It's an ingenious and lovely way of blending the metaphoric payload of Conway's game (from very simple rules comes complex, gorgeous behavior) with the metaphoric payload of the corporate spreadsheet, which is somewhat the reverse: An attempt to impose order and sanity on the complex mess of everyday reality.
I've often thought that digital spreadsheets are some of the most consequential pieces of software ever created. When I suggested this recently on Twitter, Steven Levy pointed me to a fantastic essay he wrote 30 years ago called "A Spreadsheet Way of Knowledge". As he pointed out in that 1984 piece, spreadsheets were allowing everyday worker bees to create models and conduct "what if" experiments with a sophistication previously impossible.
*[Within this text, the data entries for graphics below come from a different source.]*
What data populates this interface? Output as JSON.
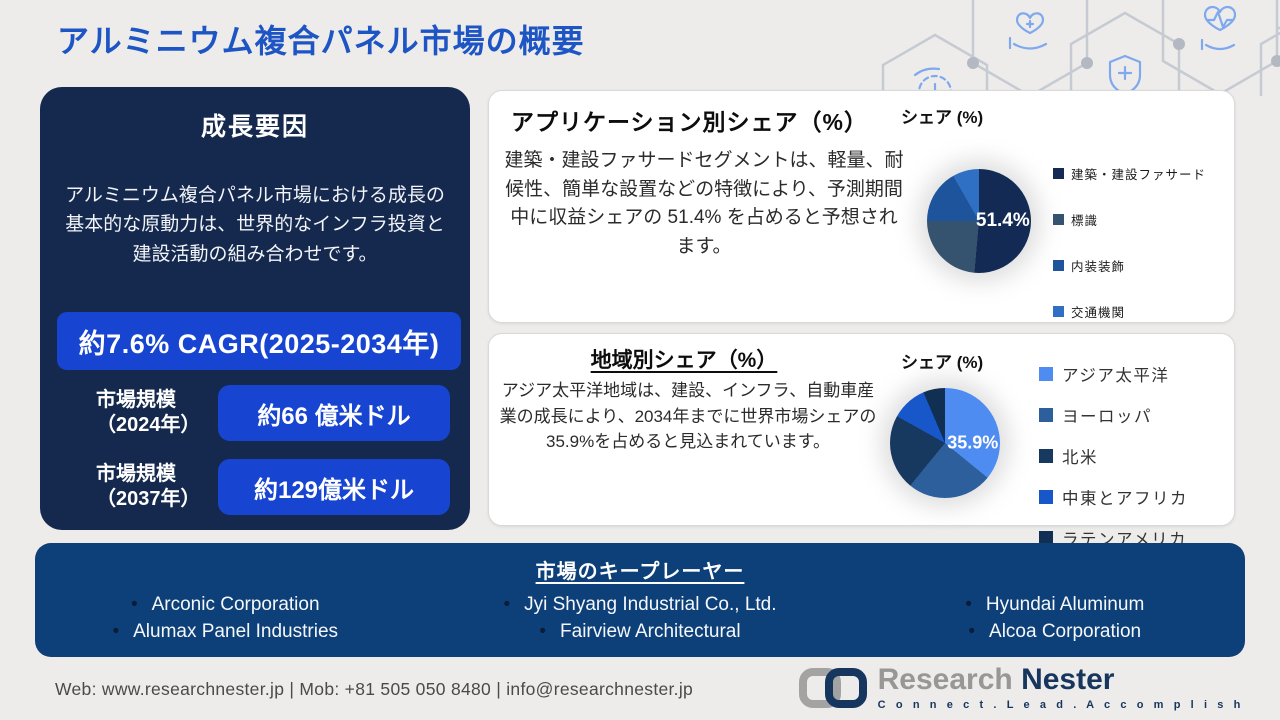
{
  "title": "アルミニウム複合パネル市場の概要",
  "colors": {
    "title_blue": "#1e55c4",
    "growth_panel_navy": "#15294e",
    "accent_badge_blue": "#1745d1",
    "players_bar_blue": "#0d4078",
    "deco_icon_blue": "#7fa8ef"
  },
  "growth_panel": {
    "heading": "成長要因",
    "body": "アルミニウム複合パネル市場における成長の基本的な原動力は、世界的なインフラ投資と建設活動の組み合わせです。",
    "cagr_badge": "約7.6% CAGR(2025-2034年)",
    "market_size_rows": [
      {
        "label_line1": "市場規模",
        "label_line2": "（2024年）",
        "value": "約66 億米ドル"
      },
      {
        "label_line1": "市場規模",
        "label_line2": "（2037年）",
        "value": "約129億米ドル"
      }
    ]
  },
  "application_panel": {
    "heading": "アプリケーション別シェア（%）",
    "body": "建築・建設ファサードセグメントは、軽量、耐候性、簡単な設置などの特徴により、予測期間中に収益シェアの 51.4% を占めると予想されます。",
    "chart_title": "シェア (%)",
    "center_label": "51.4%"
  },
  "regional_panel": {
    "heading": "地域別シェア（%）",
    "body": "アジア太平洋地域は、建設、インフラ、自動車産業の成長により、2034年までに世界市場シェアの35.9%を占めると見込まれています。",
    "chart_title": "シェア (%)",
    "center_label": "35.9%"
  },
  "chart_data": [
    {
      "type": "pie",
      "title": "シェア (%)",
      "labels": [
        "建築・建設ファサード",
        "標識",
        "内装装飾",
        "交通機関"
      ],
      "values": [
        51.4,
        23.6,
        16.7,
        8.3
      ],
      "colors": [
        "#132b54",
        "#35536f",
        "#1d549b",
        "#2f6fc4"
      ],
      "annotation": "51.4%",
      "legend_position": "right",
      "start_angle_deg": 0
    },
    {
      "type": "pie",
      "title": "シェア (%)",
      "labels": [
        "アジア太平洋",
        "ヨーロッパ",
        "北米",
        "中東とアフリカ",
        "ラテンアメリカ"
      ],
      "values": [
        35.9,
        25.0,
        22.2,
        10.5,
        6.4
      ],
      "colors": [
        "#4e8cf1",
        "#2c5f9b",
        "#17395f",
        "#1757c9",
        "#112f52"
      ],
      "annotation": "35.9%",
      "legend_position": "right",
      "start_angle_deg": 0
    }
  ],
  "key_players": {
    "heading": "市場のキープレーヤー",
    "columns": [
      [
        "Arconic Corporation",
        "Alumax Panel Industries"
      ],
      [
        "Jyi Shyang Industrial Co., Ltd.",
        "Fairview Architectural"
      ],
      [
        "Hyundai Aluminum",
        "Alcoa Corporation"
      ]
    ]
  },
  "footer": {
    "contact": "Web: www.researchnester.jp | Mob: +81 505 050 8480 | info@researchnester.jp",
    "logo_word_1": "Research",
    "logo_word_2": "Nester",
    "tagline": "C o n n e c t .   L e a d .   A c c o m p l i s h"
  }
}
The models were often commercially useful (what would happen if we made 35% more widgets at 15% lower cost compared to 80% more widgets at 32% lower cost?) … but Levy's interviewees also talked about the rich pleasures of model-making itself, quite apart from their subject matter:
Spreadsheet models have become a form of expression, and the very act of creating them seem to yield a pleasure unrelated to their utility. Unusual models are duplicated and passed around; these templates are sometimes used by other modelers and sometimes only admired for their elegance.
This is what struck me about Shaik's game: "Workplace Saga" taps neatly into the weird joys, and joyful weirdness, hidden inside this otherwise mundane everyday business tool.